La liste des femmes victimes d’agressions à Nantes continue de s’allonger. Au point  que les services de police sont débordés. Sans compter les cambriolages et rodéos  qui défrayent l’actualité. Bienvenue dans la cité des ducs de Bretagne.

Un extra européen

Une serveuse âgée de 27 ans qui était en pause, près de la gare SNCF Nord, peu avant minuit le 12 décembre dernier, a été agressée avec une très grande violence par un voleur d’origine extra-européenne, recherché. L’agresseur l’a abordé couteau à la main pour lui arracher son téléphone, mais elle ne l’avait pas sur elle. Il lui a donné un coup de couteau au ventre.

Une énième agression qui n’étonne guère ce policier nantais chevronné : « il y a des serveuses qui se baladent avec des gazeuses, voire des armes de poing après avoir été agressées, ou tout simplement car elles ont peur en rentrant chez elles le soir, tard.
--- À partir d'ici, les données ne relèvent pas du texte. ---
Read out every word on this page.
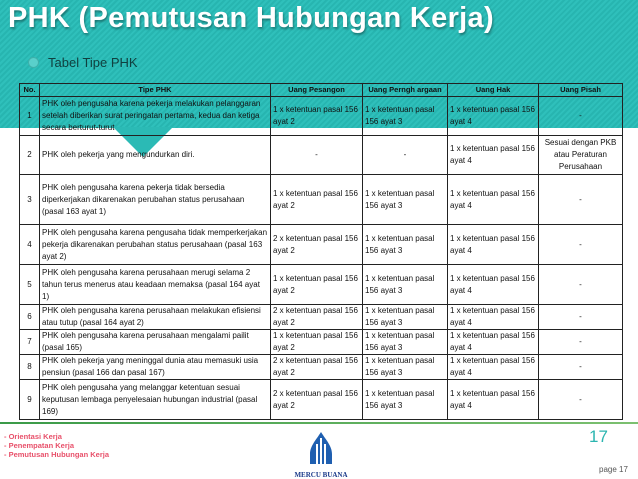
PHK (Pemutusan Hubungan Kerja)
Tabel Tipe PHK
No.	Tipe PHK	Uang Pesangon	Uang Perngh argaan	Uang Hak	Uang Pisah
1	PHK oleh pengusaha karena pekerja melakukan pelanggaran setelah diberikan surat peringatan pertama, kedua dan ketiga secara berturut-turut	1 x ketentuan pasal 156 ayat 2	1 x ketentuan pasal 156 ayat 3	1 x ketentuan pasal 156 ayat 4	-
2	PHK oleh pekerja yang mengundurkan diri.	-	-	1 x ketentuan pasal 156 ayat 4	Sesuai dengan PKB atau Peraturan Perusahaan
3	PHK oleh pengusaha karena pekerja tidak bersedia diperkerjakan dikarenakan perubahan status perusahaan (pasal 163 ayat 1)	1 x ketentuan pasal 156 ayat 2	1 x ketentuan pasal 156 ayat 3	1 x ketentuan pasal 156 ayat 4	-
4	PHK oleh pengusaha karena pengusaha tidak memperkerjakan pekerja dikarenakan perubahan status perusahaan (pasal 163 ayat 2)	2 x ketentuan pasal 156 ayat 2	1 x ketentuan pasal 156 ayat 3	1 x ketentuan pasal 156 ayat 4	-
5	PHK oleh pengusaha karena perusahaan merugi selama 2 tahun terus menerus atau keadaan memaksa (pasal 164 ayat 1)	1 x ketentuan pasal 156 ayat 2	1 x ketentuan pasal 156 ayat 3	1 x ketentuan pasal 156 ayat 4	-
6	PHK oleh pengusaha karena perusahaan melakukan efisiensi atau tutup (pasal 164 ayat 2)	2 x ketentuan pasal 156 ayat 2	1 x ketentuan pasal 156 ayat 3	1 x ketentuan pasal 156 ayat 4	-
7	PHK oleh pengusaha karena perusahaan mengalami pailit (pasal 165)	1 x ketentuan pasal 156 ayat 2	1 x ketentuan pasal 156 ayat 3	1 x ketentuan pasal 156 ayat 4	-
8	PHK oleh pekerja yang meninggal dunia atau memasuki usia pensiun (pasal 166 dan pasal 167)	2 x ketentuan pasal 156 ayat 2	1 x ketentuan pasal 156 ayat 3	1 x ketentuan pasal 156 ayat 4	-
9	PHK oleh pengusaha yang melanggar ketentuan sesuai keputusan lembaga penyelesaian hubungan industrial (pasal 169)	2 x ketentuan pasal 156 ayat 2	1 x ketentuan pasal 156 ayat 3	1 x ketentuan pasal 156 ayat 4	-
- Orientasi Kerja
- Penempatan Kerja
- Pemutusan Hubungan Kerja
MERCU BUANA
17
page 17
Notamment entre Gare Maritime et gare Nord », épicentre de l’insécurité nocturne à Nantes-centre.

En ce moment, au commissariat de Nantes, les plaintes sont légion. « Il y a beaucoup d’agressions, de cambriolages – y compris en pleine journée – de vols avec violence, de vols par ruse aussi [lire nos conseils pour ces vols, aussi appelés vols à la fausse qualité] Pour les viols et agressions sexuelles sur la voie publique, c’est bien simple, y en a tellement qu’elles prennent rendez-vous pour déposer plainte, les services sont débordés ».

Et des cambriolages…

La rixe a laissé des traces… Photo : Breizh-info.com

Cette semaine, plusieurs cambriolages ont notamment été signalés entre 15 et 16h30 aux environs de la place Graslin, notamment rues de l’Héronnière, Dobrée et Gresset. Une violente rixe entre deux marginaux a aussi eu lieu ce 13 décembre vers 17h rue de la Barillerie : sur fond d’alcool, l’un d’eux a cassé le nez du second et a été interpellé. Sa victime a refusé de déposer plainte et même d’être prise en charge par les pompiers.
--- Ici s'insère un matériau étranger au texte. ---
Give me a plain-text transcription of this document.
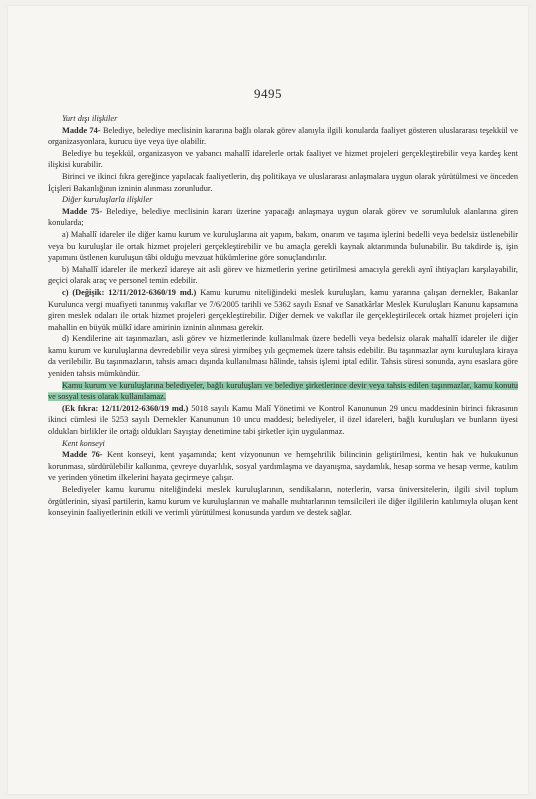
9495

Yurt dışı ilişkiler

Madde 74- Belediye, belediye meclisinin kararına bağlı olarak görev alanıyla ilgili konularda faaliyet gösteren uluslararası teşekkül ve organizasyonlara, kurucu üye veya üye olabilir.

Belediye bu teşekkül, organizasyon ve yabancı mahallî idarelerle ortak faaliyet ve hizmet projeleri gerçekleştirebilir veya kardeş kent ilişkisi kurabilir.

Birinci ve ikinci fıkra gereğince yapılacak faaliyetlerin, dış politikaya ve uluslararası anlaşmalara uygun olarak yürütülmesi ve önceden İçişleri Bakanlığının izninin alınması zorunludur.

Diğer kuruluşlarla ilişkiler

Madde 75- Belediye, belediye meclisinin kararı üzerine yapacağı anlaşmaya uygun olarak görev ve sorumluluk alanlarına giren konularda;

a) Mahallî idareler ile diğer kamu kurum ve kuruluşlarına ait yapım, bakım, onarım ve taşıma işlerini bedelli veya bedelsiz üstlenebilir veya bu kuruluşlar ile ortak hizmet projeleri gerçekleştirebilir ve bu amaçla gerekli kaynak aktarımında bulunabilir. Bu takdirde iş, işin yapımını üstlenen kuruluşun tâbi olduğu mevzuat hükümlerine göre sonuçlandırılır.

b) Mahallî idareler ile merkezî idareye ait asli görev ve hizmetlerin yerine getirilmesi amacıyla gerekli aynî ihtiyaçları karşılayabilir, geçici olarak araç ve personel temin edebilir.

c) (Değişik: 12/11/2012-6360/19 md.) Kamu kurumu niteliğindeki meslek kuruluşları, kamu yararına çalışan dernekler, Bakanlar Kurulunca vergi muafiyeti tanınmış vakıflar ve 7/6/2005 tarihli ve 5362 sayılı Esnaf ve Sanatkârlar Meslek Kuruluşları Kanunu kapsamına giren meslek odaları ile ortak hizmet projeleri gerçekleştirebilir. Diğer dernek ve vakıflar ile gerçekleştirilecek ortak hizmet projeleri için mahallin en büyük mülkî idare amirinin izninin alınması gerekir.

d) Kendilerine ait taşınmazları, asli görev ve hizmetlerinde kullanılmak üzere bedelli veya bedelsiz olarak mahallî idareler ile diğer kamu kurum ve kuruluşlarına devredebilir veya süresi yirmibeş yılı geçmemek üzere tahsis edebilir. Bu taşınmazlar aynı kuruluşlara kiraya da verilebilir. Bu taşınmazların, tahsis amacı dışında kullanılması hâlinde, tahsis işlemi iptal edilir. Tahsis süresi sonunda, aynı esaslara göre yeniden tahsis mümkündür.

Kamu kurum ve kuruluşlarına belediyeler, bağlı kuruluşları ve belediye şirketlerince devir veya tahsis edilen taşınmazlar, kamu konutu ve sosyal tesis olarak kullanılamaz.

(Ek fıkra: 12/11/2012-6360/19 md.) 5018 sayılı Kamu Malî Yönetimi ve Kontrol Kanununun 29 uncu maddesinin birinci fıkrasının ikinci cümlesi ile 5253 sayılı Dernekler Kanununun 10 uncu maddesi; belediyeler, il özel idareleri, bağlı kuruluşları ve bunların üyesi oldukları birlikler ile ortağı oldukları Sayıştay denetimine tabi şirketler için uygulanmaz.

Kent konseyi

Madde 76- Kent konseyi, kent yaşamında; kent vizyonunun ve hemşehrilik bilincinin geliştirilmesi, kentin hak ve hukukunun korunması, sürdürülebilir kalkınma, çevreye duyarlılık, sosyal yardımlaşma ve dayanışma, saydamlık, hesap sorma ve hesap verme, katılım ve yerinden yönetim ilkelerini hayata geçirmeye çalışır.

Belediyeler kamu kurumu niteliğindeki meslek kuruluşlarının, sendikaların, noterlerin, varsa üniversitelerin, ilgili sivil toplum örgütlerinin, siyasî partilerin, kamu kurum ve kuruluşlarının ve mahalle muhtarlarının temsilcileri ile diğer ilgililerin katılımıyla oluşan kent konseyinin faaliyetlerinin etkili ve verimli yürütülmesi konusunda yardım ve destek sağlar.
« Ça n’arrête pas entre marginaux, y a du sang partout par terre, ça donne une image déplorable du quartier et de nos commerces », confie un riverain excédé. « Il y a pourtant une police municipale et elle peut éviter la concentration de ces marginaux, comme cela se fait à Lyon, mais visiblement la mairie de Nantes se fiche complètement de l’image de la ville et de la sécurité des riverains. Ils se bourrent la gueule, se battent, prennent à partie les riverains et les passants, tout ça sur l’une des principales artères commerçantes de la ville.  La non-gestion de la ville par Johanna Rolland, y en a vraiment ras le bol ! ».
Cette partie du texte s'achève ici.